A few days later, Aragorn left our watch early, claiming he was tired. It was certainly a possibility since we were both sitting two watches to give us some time alone, rather than each sitting one. I kissed him lightly and promised to join him as soon as the second watch was over. “I will be waiting,” he promised in the sultry voice he used when we were alone. That voice invariably caused all the blood to leave my head and head straight for my groin. Especially when it was making promises. If I woke Elladan a little early for his watch that night, who could blame me? Was it my fault my love was so very, very tempting?

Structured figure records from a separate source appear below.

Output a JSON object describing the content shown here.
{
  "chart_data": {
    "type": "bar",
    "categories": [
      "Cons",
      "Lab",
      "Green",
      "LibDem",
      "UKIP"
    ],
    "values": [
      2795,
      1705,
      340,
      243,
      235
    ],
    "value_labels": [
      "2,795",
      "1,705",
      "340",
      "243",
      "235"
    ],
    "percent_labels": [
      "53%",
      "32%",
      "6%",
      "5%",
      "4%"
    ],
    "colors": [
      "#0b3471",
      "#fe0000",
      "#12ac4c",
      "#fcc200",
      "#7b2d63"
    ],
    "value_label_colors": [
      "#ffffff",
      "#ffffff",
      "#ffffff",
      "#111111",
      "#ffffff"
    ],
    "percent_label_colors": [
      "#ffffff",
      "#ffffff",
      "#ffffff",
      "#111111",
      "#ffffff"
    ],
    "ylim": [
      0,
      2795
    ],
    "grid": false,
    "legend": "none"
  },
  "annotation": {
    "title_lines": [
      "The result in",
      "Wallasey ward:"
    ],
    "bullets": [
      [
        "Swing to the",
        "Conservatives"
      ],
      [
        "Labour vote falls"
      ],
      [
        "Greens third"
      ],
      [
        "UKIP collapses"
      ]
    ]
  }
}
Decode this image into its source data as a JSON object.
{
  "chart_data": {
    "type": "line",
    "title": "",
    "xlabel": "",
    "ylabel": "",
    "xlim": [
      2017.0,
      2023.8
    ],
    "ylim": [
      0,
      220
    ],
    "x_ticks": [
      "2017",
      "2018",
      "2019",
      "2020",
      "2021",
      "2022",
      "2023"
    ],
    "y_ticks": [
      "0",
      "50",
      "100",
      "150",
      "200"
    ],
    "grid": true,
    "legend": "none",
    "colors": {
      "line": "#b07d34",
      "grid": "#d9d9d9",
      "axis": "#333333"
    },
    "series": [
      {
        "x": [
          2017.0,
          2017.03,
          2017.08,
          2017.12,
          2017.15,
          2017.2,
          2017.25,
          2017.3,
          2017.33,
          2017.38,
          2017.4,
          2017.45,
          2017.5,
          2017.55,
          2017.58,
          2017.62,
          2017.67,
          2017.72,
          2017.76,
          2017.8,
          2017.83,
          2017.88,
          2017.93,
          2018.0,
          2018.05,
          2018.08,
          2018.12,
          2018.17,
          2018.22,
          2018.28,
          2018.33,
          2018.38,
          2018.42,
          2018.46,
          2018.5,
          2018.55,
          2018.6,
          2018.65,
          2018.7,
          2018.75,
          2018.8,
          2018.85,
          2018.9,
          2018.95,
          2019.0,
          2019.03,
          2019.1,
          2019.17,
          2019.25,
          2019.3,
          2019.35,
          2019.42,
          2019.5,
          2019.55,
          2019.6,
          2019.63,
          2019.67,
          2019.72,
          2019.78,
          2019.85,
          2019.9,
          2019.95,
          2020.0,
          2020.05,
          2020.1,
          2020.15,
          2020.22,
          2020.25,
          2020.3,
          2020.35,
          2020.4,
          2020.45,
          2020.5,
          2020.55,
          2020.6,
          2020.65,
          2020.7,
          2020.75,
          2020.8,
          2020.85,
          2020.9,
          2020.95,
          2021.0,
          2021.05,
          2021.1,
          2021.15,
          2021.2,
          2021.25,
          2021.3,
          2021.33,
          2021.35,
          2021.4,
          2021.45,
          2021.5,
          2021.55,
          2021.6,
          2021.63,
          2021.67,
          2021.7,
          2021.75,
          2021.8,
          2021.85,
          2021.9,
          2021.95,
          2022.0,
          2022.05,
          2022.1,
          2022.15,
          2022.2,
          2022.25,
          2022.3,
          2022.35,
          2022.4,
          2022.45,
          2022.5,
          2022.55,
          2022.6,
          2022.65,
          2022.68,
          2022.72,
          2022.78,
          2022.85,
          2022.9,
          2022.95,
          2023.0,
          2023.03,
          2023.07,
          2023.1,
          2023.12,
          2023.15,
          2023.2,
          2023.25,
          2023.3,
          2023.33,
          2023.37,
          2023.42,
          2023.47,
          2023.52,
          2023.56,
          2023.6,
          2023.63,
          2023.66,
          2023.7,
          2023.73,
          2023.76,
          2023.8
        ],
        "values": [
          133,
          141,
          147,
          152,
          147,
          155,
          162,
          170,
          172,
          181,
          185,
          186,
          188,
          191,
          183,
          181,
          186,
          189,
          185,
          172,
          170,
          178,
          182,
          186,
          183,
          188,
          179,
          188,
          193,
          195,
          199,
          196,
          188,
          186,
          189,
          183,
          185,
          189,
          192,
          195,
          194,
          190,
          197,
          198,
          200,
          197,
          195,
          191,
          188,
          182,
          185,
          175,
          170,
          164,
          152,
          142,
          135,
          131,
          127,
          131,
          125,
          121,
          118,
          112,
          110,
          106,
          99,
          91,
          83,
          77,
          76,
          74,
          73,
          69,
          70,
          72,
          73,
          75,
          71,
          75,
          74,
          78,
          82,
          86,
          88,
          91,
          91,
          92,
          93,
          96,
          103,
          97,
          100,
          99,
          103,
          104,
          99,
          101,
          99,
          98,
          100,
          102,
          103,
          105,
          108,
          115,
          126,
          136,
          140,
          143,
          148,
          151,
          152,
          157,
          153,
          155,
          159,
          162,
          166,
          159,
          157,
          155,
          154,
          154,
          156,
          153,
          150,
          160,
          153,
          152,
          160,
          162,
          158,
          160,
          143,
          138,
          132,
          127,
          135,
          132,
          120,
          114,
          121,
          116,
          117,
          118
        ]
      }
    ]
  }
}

I slid between the bedrolls and wrapped my arms around Aragorn, expecting to feel the smooth cotton of his undertunic, thinking maybe I would sleep with my hands on his skin instead of the other way around. I found only skin, with no cotton in the way. He woke up enough to murmur, “It was too hot to leave my shirt on.”

Too hot indeed. I thought about the twins nearby. I thought about all my good intentions. Then I thought about that delicious expanse of skin I had admired every time we bathed. And how my fingers had been itching to touch him since the first time I saw him. My fingers won out over my conscience.

“Do not make a sound,” I whispered. “We would not want your brothers coming to investigate.”
He nodded and I trailed the back of my hand across his chest. The skin was smooth underneath the dusting of hair. My fingers curled into that hair, exploring the differences in our bodies. Despite my warning to be quiet, he purred, deep in his throat at my touch. What a wonderful sound! I leaned over and kissed him. “Not a sound,” I whispered again, though I relished the thought that I could wring such sounds of pleasure from him. On the other hand, if the twins interrupted us, they might never leave us alone again. Before my fingers found his nipple, I reached up and covered his mouth with my other hand, a reminder of the need for silence. He turned his head and flicked his tongue against my wrist; it was my turn to stifle a moan. I tweaked a nipple playfully, reminding him who was in charge. He whimpered. Whimpered! It was enough to make me tremble with desire. He was so incredibly sensitive to my touch; it was almost enough to undo me. Ever so gently, I bent my head, first to his neck, paying particular attention to the patch of skin behind his ear, then down to his collarbone, tracing the line where sun-darkened skin gave way to a lighter shade. His skin was salty from his sweat since we had not camped near a stream that night, but I did not mind. He shivered against me as my lips moved lower, teasing across his chest, nearing but never quite reaching his flat nipples.

“Ae syntrea chen,” he whispered finally. I gave him what he wanted, what we both wanted. His body bucked as I licked and nipped at his sensitive flesh, but he managed to muffle the cry that I could hear starting in his throat. My hand drifted lower, across the flat plane of his stomach. The hair that so fascinated me narrowed, there, to a thin band down the middle, leaving smooth skin to either side. I explored as long as I dared. When Aragorn began having trouble keeping quiet, I knew we had to stop. I pulled away, turning him so his back was to my chest. I continued to stroke my fingers gently across his skin, soothing now, instead of arousing. Aragorn protested.

“As soon as we find this town Elladan is taking us to,” I whispered, “I will give you what we both want. Be patient a little longer, melethron.” We were not really lovers, not yet, but we would be. I was sure of it. Then, after I had a chance to talk to Arwen, I would lay out my feelings and ask Aragorn to spend the rest of his life with me. I knew in my heart that he would not deny me. Innocent as he was, he could not respond to me with the abandon that he did if he did not love me. I was sure of it.